Written by Kevin Baxter
Published: June 30, 2004 at 1:09 AM
Bonnet Creek, the patch of land bordering Walt Disney World, is up for sale yet again. I made fun of their luxury resort plans in an earlier Blog Flume, and it appears that I was correct in doing so. Fairfield Resorts does have a timeshare on the property, and a golf course is being built, so maybe there will be a future for the 482-acre parcel of land, but it is a long-distant future, that's for sure.
NOT DISNEY! PART TWO
Orlando Sentinel - Jun 25
SeaWorld Orlando is about 70% of the way to completing its first foray into nighttime spectacular arena. Called Mistify, the show doesn't promise anything groundbreaking as it will feature the already familiar fireworks, fountains and water screens. But it does promise yet another reason for people to hang around the park, which means more traffic throughout their new Waterfront area.
The only problem is Mistify may only be around for summer seasons. Nighttime shows such as this are expensive to run (just check out Disneyland's now-you-see-it-now-you-don't Fantasmic schedule) and if Mistify's cost isn't covered by increased purchases of food and souvenirs, then it may not even be around beyond this summer. But if sales spike, SWO does plan on attempting the show daily.
NOT DISNEY! PART THREE
Orlando Sentinel - Jun 27
Kent Buescher, owner of Cypress Gardens in Central Florida, is bitching about the state of the park he bought. Apparently much of it is falling apart, which explains why it was unable to open in time for the busy summer season. This article has given me some hope for the project, of which regular readers know I have little. Buescher appears to understand that being so near Orlando is not like being in a two-park state like Georgia. He is evidently a very hands-on operator and he has realistic goals for the park, like having Annual Passes in the $60 range. Still, few think the park will be much of a success, if at all. I send Buescher my good wishes; he'll need them.

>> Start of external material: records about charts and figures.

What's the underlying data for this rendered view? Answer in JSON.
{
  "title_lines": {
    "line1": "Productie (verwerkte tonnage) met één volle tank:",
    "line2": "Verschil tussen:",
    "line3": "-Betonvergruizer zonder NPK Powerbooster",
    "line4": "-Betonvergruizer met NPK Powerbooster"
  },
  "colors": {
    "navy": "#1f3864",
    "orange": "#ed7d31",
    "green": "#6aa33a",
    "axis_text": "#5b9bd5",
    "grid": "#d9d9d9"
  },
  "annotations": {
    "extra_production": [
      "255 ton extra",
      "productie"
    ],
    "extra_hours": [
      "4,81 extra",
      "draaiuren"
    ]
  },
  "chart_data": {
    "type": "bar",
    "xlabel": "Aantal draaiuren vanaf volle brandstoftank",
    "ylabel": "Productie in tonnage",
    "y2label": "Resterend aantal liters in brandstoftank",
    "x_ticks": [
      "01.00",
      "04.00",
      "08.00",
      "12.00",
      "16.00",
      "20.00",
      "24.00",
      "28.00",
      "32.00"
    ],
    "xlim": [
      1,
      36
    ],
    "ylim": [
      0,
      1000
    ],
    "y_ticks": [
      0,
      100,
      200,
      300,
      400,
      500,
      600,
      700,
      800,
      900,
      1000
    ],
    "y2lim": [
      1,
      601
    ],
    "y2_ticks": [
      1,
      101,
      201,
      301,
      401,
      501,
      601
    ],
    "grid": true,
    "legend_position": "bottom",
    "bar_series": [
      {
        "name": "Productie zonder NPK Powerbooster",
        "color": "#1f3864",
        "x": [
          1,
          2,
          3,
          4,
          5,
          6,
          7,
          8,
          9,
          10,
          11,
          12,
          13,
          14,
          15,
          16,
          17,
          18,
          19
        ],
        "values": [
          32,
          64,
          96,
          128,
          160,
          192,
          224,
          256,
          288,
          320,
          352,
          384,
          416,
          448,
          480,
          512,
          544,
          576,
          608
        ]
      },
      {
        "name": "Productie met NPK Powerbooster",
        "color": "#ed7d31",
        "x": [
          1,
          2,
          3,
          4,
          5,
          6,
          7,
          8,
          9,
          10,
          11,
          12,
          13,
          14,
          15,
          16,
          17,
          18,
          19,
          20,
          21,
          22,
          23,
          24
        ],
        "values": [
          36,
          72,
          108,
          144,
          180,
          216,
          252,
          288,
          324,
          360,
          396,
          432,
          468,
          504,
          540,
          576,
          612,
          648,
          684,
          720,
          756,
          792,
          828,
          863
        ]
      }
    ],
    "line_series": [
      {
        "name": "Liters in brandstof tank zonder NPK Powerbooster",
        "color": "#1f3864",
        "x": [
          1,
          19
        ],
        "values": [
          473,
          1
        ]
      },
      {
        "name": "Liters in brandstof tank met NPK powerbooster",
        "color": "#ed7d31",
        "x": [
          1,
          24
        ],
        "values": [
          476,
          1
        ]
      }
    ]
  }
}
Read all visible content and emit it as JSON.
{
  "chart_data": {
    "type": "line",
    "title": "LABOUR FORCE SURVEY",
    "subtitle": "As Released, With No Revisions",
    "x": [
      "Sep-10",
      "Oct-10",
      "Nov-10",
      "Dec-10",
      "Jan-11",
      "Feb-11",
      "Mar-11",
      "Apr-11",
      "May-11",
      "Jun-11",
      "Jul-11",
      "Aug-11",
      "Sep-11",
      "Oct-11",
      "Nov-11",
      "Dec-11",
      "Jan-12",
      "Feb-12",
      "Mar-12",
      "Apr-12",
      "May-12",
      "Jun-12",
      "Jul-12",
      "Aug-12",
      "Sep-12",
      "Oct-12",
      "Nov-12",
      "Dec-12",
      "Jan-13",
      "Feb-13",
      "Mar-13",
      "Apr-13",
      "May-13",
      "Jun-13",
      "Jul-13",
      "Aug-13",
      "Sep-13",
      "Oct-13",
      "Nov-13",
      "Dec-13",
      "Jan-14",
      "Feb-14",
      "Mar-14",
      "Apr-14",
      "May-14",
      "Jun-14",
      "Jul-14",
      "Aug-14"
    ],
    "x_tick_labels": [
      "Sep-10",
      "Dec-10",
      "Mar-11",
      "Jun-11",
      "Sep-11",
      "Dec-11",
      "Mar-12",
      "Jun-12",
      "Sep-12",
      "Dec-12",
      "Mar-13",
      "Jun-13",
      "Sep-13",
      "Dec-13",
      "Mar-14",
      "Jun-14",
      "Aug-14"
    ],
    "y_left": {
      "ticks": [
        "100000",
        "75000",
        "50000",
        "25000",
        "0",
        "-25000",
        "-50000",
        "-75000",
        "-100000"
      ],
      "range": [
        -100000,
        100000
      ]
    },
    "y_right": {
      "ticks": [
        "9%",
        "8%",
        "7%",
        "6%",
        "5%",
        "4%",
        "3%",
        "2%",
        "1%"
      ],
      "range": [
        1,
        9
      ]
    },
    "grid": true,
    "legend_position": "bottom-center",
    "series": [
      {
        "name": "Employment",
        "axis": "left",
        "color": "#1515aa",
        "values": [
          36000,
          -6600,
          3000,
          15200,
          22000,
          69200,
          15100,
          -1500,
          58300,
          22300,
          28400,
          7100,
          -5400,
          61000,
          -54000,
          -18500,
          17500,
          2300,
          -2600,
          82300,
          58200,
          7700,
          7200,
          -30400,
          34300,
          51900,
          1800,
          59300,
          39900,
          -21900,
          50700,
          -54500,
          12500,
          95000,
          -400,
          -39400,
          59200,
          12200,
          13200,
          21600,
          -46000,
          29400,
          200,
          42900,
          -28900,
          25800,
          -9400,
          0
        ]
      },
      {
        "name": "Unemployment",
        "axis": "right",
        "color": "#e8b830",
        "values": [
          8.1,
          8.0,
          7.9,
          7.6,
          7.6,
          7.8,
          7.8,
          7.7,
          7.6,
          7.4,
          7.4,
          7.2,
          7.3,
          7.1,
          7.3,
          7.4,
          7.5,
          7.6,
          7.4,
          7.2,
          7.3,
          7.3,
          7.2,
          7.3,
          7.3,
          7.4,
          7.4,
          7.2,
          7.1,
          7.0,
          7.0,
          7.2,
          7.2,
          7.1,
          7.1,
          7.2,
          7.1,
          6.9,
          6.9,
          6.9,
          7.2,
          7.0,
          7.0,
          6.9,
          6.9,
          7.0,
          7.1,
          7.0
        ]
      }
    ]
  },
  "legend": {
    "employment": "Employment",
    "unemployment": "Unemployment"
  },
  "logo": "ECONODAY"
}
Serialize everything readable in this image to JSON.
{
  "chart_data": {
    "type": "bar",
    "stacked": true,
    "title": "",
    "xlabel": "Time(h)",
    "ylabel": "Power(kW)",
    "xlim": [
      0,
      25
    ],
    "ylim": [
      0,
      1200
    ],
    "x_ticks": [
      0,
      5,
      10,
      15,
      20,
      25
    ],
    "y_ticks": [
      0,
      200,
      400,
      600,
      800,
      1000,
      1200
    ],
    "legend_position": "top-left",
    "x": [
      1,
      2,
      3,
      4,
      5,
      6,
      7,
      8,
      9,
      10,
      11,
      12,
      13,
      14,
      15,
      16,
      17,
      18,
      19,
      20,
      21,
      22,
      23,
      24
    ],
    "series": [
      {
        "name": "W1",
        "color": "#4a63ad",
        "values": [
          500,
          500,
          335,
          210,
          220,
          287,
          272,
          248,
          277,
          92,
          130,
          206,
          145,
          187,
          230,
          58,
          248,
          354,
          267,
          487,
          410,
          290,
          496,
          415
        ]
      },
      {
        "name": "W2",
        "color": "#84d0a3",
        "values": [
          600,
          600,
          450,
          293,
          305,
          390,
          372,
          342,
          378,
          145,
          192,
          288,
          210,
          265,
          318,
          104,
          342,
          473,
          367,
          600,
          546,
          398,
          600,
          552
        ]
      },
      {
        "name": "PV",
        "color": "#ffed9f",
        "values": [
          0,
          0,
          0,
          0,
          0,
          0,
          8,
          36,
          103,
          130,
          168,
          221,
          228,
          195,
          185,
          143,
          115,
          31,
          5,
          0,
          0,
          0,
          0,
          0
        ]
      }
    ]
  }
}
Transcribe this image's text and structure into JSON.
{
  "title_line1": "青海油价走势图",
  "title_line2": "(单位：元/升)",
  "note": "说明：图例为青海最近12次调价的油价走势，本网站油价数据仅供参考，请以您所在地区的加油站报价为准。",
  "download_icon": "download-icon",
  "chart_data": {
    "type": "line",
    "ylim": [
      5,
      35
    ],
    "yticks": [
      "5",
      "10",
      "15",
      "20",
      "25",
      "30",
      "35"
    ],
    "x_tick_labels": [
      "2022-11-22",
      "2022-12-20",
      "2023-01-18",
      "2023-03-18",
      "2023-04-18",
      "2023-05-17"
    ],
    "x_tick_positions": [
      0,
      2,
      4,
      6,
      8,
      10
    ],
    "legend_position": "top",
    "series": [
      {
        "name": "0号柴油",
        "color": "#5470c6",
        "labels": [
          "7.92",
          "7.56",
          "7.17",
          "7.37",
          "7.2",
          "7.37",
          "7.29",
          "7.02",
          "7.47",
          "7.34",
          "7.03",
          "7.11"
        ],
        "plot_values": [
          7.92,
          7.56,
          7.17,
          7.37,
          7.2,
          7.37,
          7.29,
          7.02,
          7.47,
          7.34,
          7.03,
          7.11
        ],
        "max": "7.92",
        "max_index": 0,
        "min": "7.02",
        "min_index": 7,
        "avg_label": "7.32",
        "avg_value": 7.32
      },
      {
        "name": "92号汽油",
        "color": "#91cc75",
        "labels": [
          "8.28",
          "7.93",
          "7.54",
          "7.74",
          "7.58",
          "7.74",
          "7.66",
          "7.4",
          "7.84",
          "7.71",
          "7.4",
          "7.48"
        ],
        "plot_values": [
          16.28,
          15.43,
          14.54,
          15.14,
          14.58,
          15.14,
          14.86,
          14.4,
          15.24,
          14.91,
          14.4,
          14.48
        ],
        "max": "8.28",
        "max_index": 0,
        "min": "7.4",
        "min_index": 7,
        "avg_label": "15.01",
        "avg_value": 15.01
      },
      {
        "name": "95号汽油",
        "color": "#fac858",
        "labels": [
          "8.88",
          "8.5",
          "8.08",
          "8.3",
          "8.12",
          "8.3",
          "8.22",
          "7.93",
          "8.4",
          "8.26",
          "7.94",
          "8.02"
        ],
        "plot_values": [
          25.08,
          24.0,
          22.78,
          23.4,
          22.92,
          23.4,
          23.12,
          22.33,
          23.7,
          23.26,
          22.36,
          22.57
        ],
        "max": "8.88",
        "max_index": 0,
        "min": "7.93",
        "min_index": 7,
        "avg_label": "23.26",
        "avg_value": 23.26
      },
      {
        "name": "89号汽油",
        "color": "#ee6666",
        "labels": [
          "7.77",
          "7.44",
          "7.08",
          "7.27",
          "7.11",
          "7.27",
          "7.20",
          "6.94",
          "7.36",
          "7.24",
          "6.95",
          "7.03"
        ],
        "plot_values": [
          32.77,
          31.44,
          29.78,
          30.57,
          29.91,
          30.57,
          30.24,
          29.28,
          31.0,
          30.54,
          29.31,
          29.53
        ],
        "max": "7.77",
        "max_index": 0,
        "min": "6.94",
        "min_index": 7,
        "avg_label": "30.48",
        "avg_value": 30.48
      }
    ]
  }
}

All the construction around Caesars has made it a nightmare to walk anywhere in the vicinity of the behemoth casino. Apparently those nightmares are over! The casino's new entrance on the corner of Flamingo and Las Vegas Blvd is officially open. This entrance replaces the endless walkways that always made the casino such a pain in the ass to enter and especially to exit. It is being billed as an entertainment and retail area, whatever that means. Nothing is mentioned other than an indoor/outdoor restaurant and shops, so I am picturing something similar to the entrance to Bellagio or the walkway joining Paris to Bally's. I will check it out this week and let you know.
Meanwhile, up the Strip a bit at Wynn Las Vegas, big things might be happening. Not only will the resort most likely open with FOUR nightclubs (the nightclub wars in Vegas are becoming truly ridiculous), but Steve Wynn has put in a bid for the Las Vegas Country Club golf course just north of his resort. Reportedly, Wynn wants to use the old golf course as an "overflow" course for the brand new WLV course when it opens. The LVCC course has become neglected with all the new nicer courses sprouting up in the area, so I can't understand how people unable to golf on the WLV course would be happy golfing on the LVCC course. Maybe Wynn should open the WLV course early and allow the LVCC members to use it while he revamps the older course. Just a thought.
The Stratosphere has big ideas for the future also. All kinds of remodeling are in store, including a major expansion of the shopping area. Also on the slate is a new erotic musical called Bite. (No, not Bite Me! That's the name of my autobiography.) It is apparently about a vampire searching for his queen and will feature familiar rock tunes. I'm withholding judgment, but it already sounds more interesting than 90% of the T&A shows in Vegas.
Hopefully the Las Vegas Monorail will make the Stratosphere's expenditures worth it, as it is now scheduled to open on July 15. Yay!
OKAY, OKAY! A LITTLE DISNEY...
Motley Fool - Jun 28
Apparently Disney is fed up with me making fun of their pathetic movie division and is planning on cutting down the number of films it puts out there every year. The article says the studio will cut down from its usual slate of 13 to 16 movies, which I find rather hilarious. Disney released 18 movies in 2002 and 2003, and I am too lazy to find out how many they released before then. But if any year has less than 16, I would be seriously shocked.
Anyhow, the Fool suggests Disney should just lower budgets but increase output. I find this ludicrous. Yes, Disney has had many bloated budgets this year, like The Alamo and Home on the Range, but it also released low-budget flops too, like Raising Helen and Confessions of a Drama Queen. Disney believes fewer films each year will force studio heads to be more choosy, and I completely and totally agree. Better marketing strategies couldn't hurt either.